A exoneração do passivo restante permite a uma pessoa singular obter, por decisão judicial, a extinção dos créditos sobre a insolvência que subsistam depois do processo e do período de cessão. Não é automática: tem de ser pedida no prazo, admitida pelo juiz e cumprida durante três anos, mantendo-se excluídas as dívidas previstas no artigo 245.º do CIRE.

Exoneração do passivo restante e decisão judicial no processo de insolvência

O que é a exoneração do passivo restante?

É um incidente próprio da insolvência de pessoas singulares, regulado nos artigos 235.º a 248.º do CIRE. A finalidade é permitir uma segunda oportunidade ao devedor de boa-fé que colabore com o processo, ceda o rendimento disponível e cumpra os deveres legais. O efeito final alcança créditos sobre a insolvência não pagos, incluindo créditos que não tenham sido reclamados, salvo as exclusões legais.

Não se confunde com a declaração de insolvência. A sentença declara a situação e inicia o processo; a exoneração exige um pedido adicional, despacho inicial, período de cessão e decisão final. Pode haver insolvência pessoal sem exoneração.

Quem pode pedir?

Apenas o devedor pessoa singular pode beneficiar, seja trabalhador, reformado, desempregado, profissional independente ou empresário. Sociedades e outras pessoas coletivas não recebem exoneração do passivo restante. Podem usar planos ou mecanismos de recuperação previstos para empresas, mas não este perdão judicial.

O pedido não é um direito incondicional. O tribunal ouve credores e administrador e verifica se existe motivo de indeferimento liminar. A situação concreta, a conduta do devedor e a informação entregue são decisivas.

Quando deve ser feito o pedido?

O artigo 236.º determina que seja apresentado no requerimento de apresentação à insolvência ou, se o processo foi iniciado por terceiro, no prazo de 10 dias depois da citação. O pedido apresentado depois da assembleia de apreciação do relatório — ou depois do limite correspondente quando a assembleia é dispensada — é sempre rejeitado; no período intermédio, o juiz aprecia a admissão.

Do requerimento deve constar declaração expressa de que o devedor preenche os requisitos e está disposto a observar as condições dos artigos seguintes.
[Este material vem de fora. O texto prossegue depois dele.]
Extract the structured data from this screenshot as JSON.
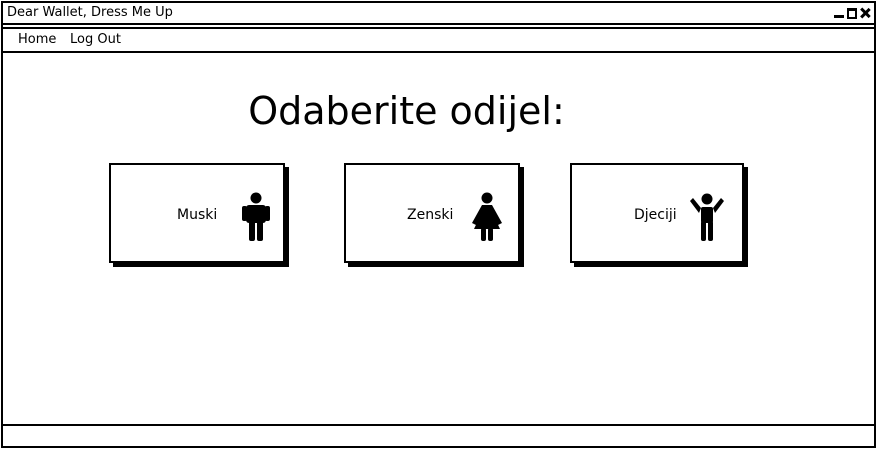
{
  "window": {
    "title": "Dear Wallet, Dress Me Up",
    "controls": [
      "minimize-icon",
      "maximize-icon",
      "close-icon"
    ]
  },
  "menu": {
    "items": [
      {
        "label": "Home"
      },
      {
        "label": "Log Out"
      }
    ]
  },
  "main": {
    "heading": "Odaberite odijel:",
    "categories": [
      {
        "label": "Muski",
        "icon": "man-icon"
      },
      {
        "label": "Zenski",
        "icon": "woman-icon"
      },
      {
        "label": "Djeciji",
        "icon": "child-icon"
      }
    ]
  },
  "status_bar": {
    "text": ""
  }
}
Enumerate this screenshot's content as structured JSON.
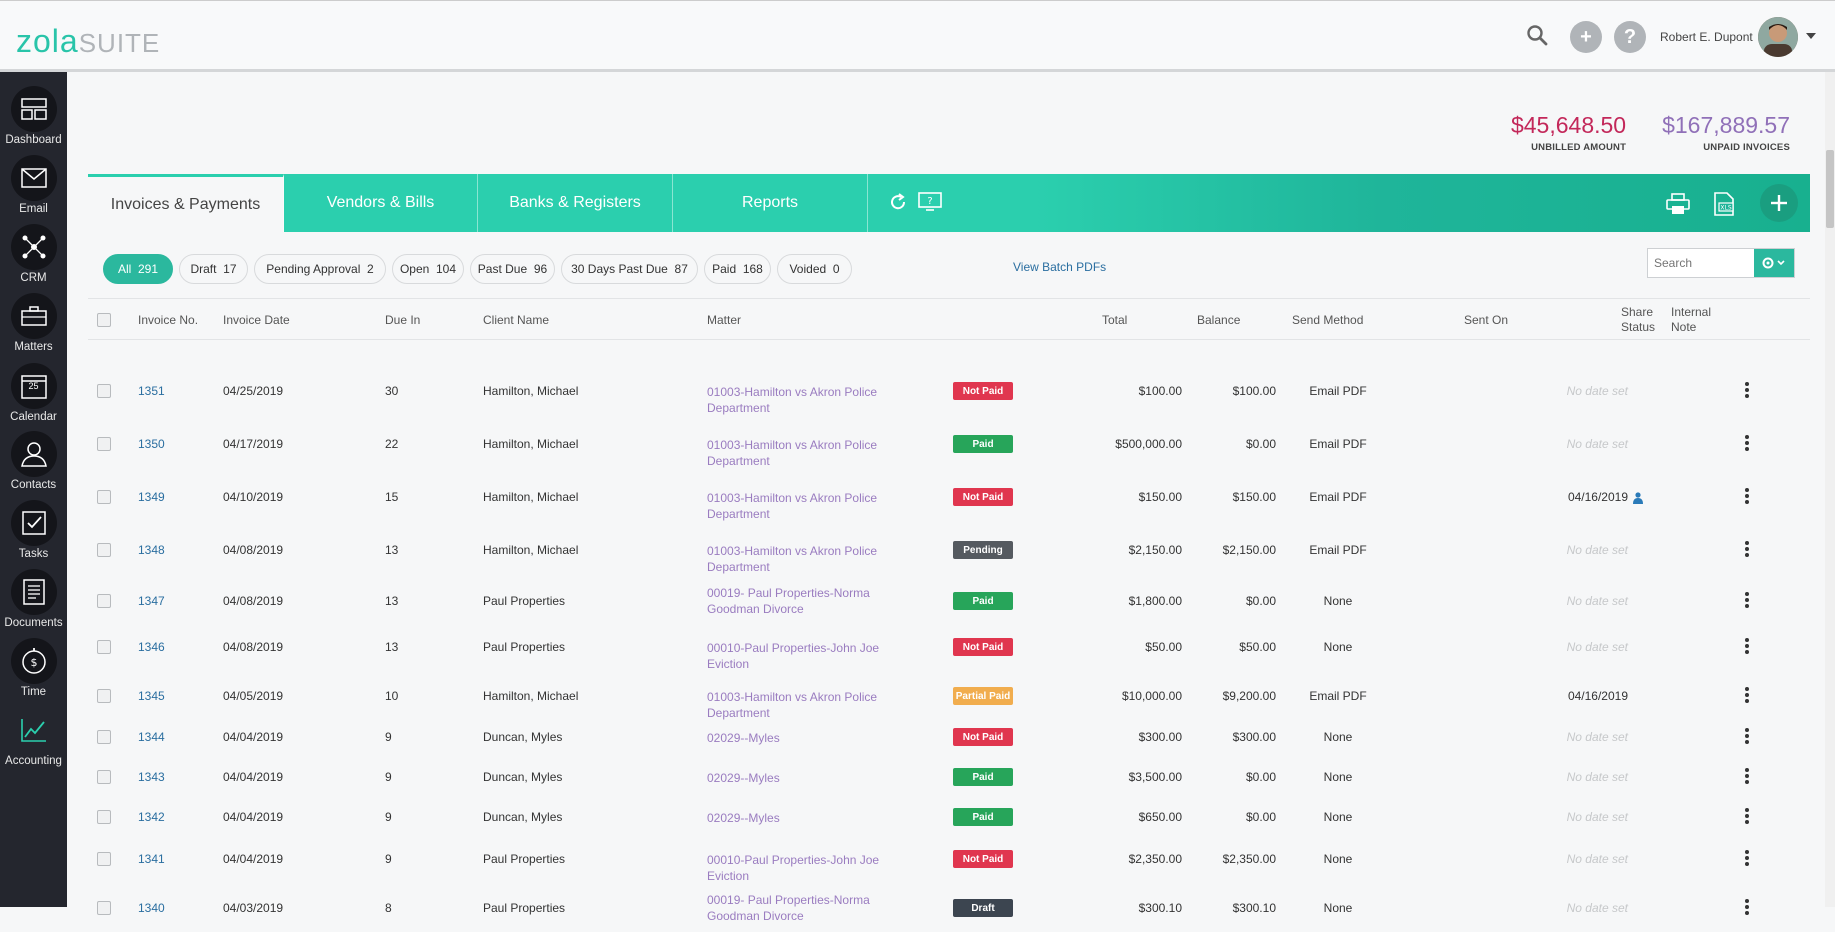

Por isso, é prudente preparar a exoneração juntamente com a petição e os documentos de como pedir insolvência pessoal.

Quando pode ser indeferida logo no início?

O artigo 238.º prevê fundamentos específicos. Entre os mais relevantes estão:

  • pedido fora do prazo;
  • informação falsa ou incompleta, prestada com dolo ou culpa grave para obter crédito, subsídio ou evitar pagamentos a instituições públicas, nas condições temporais da lei;
  • ter beneficiado de exoneração nos 10 anos anteriores;
  • atraso na apresentação com prejuízo para credores e conhecimento da falta de perspetiva séria de melhoria, quando preenchidos os requisitos legais;
  • indícios fortes de culpa na criação ou agravamento da insolvência;
  • condenação por determinados crimes nos 10 anos previstos;
  • violação dolosa ou gravemente negligente dos deveres de informação, apresentação e colaboração.

Nem todo o atraso ou erro documental implica recusa. O tribunal tem de aplicar o fundamento legal aos factos provados. Ainda assim, corrigir omissões cedo e justificar acontecimentos reduz o risco de uma conclusão desfavorável.

Quanto tempo dura o período de cessão?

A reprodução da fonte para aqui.